娘の失踪事件に翻弄される母親・沙織里(演:石原さとみ氏)と夫・豊(演:青木崇高氏)をはじめとするその家族と、視聴率至上主義との板挟みのなか誠実に取材を続ける地元テレビ局記者・砂田(演:中村倫也氏)の姿が描かれる作品。
誰かの人生を追体験できるのが映画の魅力でもありますが本作は真逆。
親としては絶対に経験したくない娘の失踪、痛いほど共感できる両親の心の機微をこれでもかと2時間突きつけられ、同監督『空白』以上に緊張せざるを得ない作品でしたね。

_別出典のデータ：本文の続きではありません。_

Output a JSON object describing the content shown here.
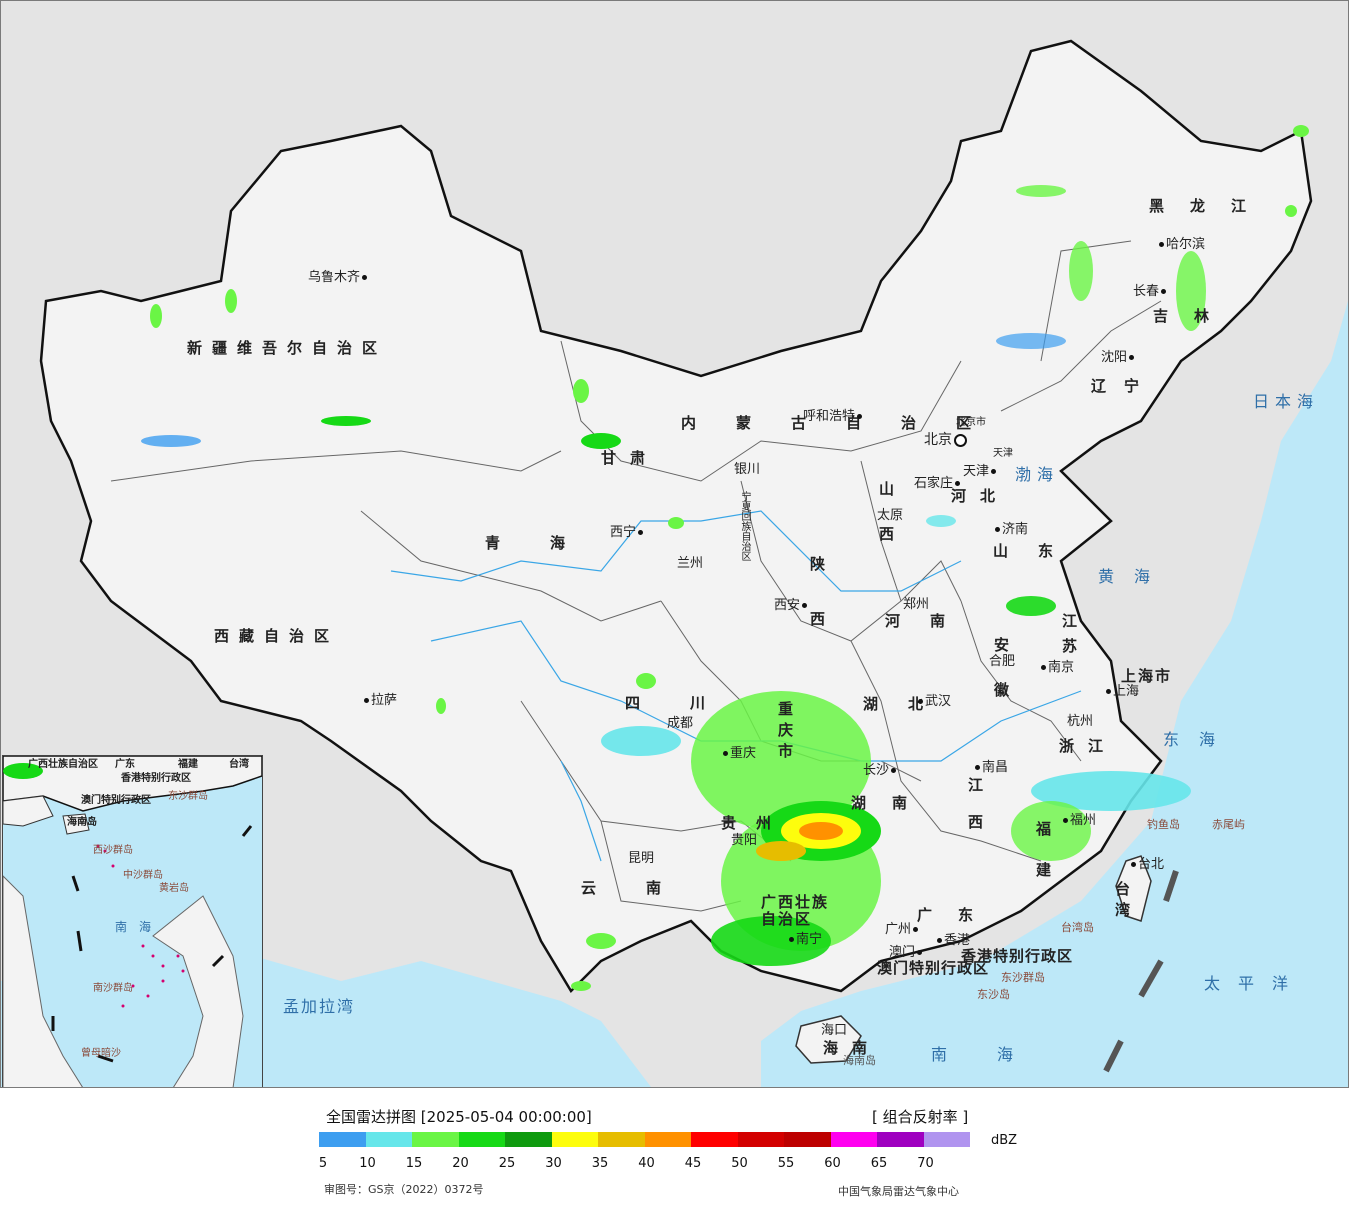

中村倫也氏、青木崇高氏、森優作氏の演技も素晴らしかったのですが、とにかく石原さとみ氏のお嬢様イメージから脱却した人間の本能むき出しの体当たりの演技は圧巻、女優として一皮も二皮も剥けましたね。
もう一つの話の軸になる視聴率至上主義の局上層部の意向で偏向報道の指示に抗う砂田氏と匿名SNSによる誹謗中傷という社会問題もうまく織り込まれ訴えかけていましたね。
映画としては娘の生存を暗示、仄めかすラストも個人的には期待しましたが、それを敢えてしなかった監督の強い意志と思いは、印象強く作品をさらに昇華させましたね。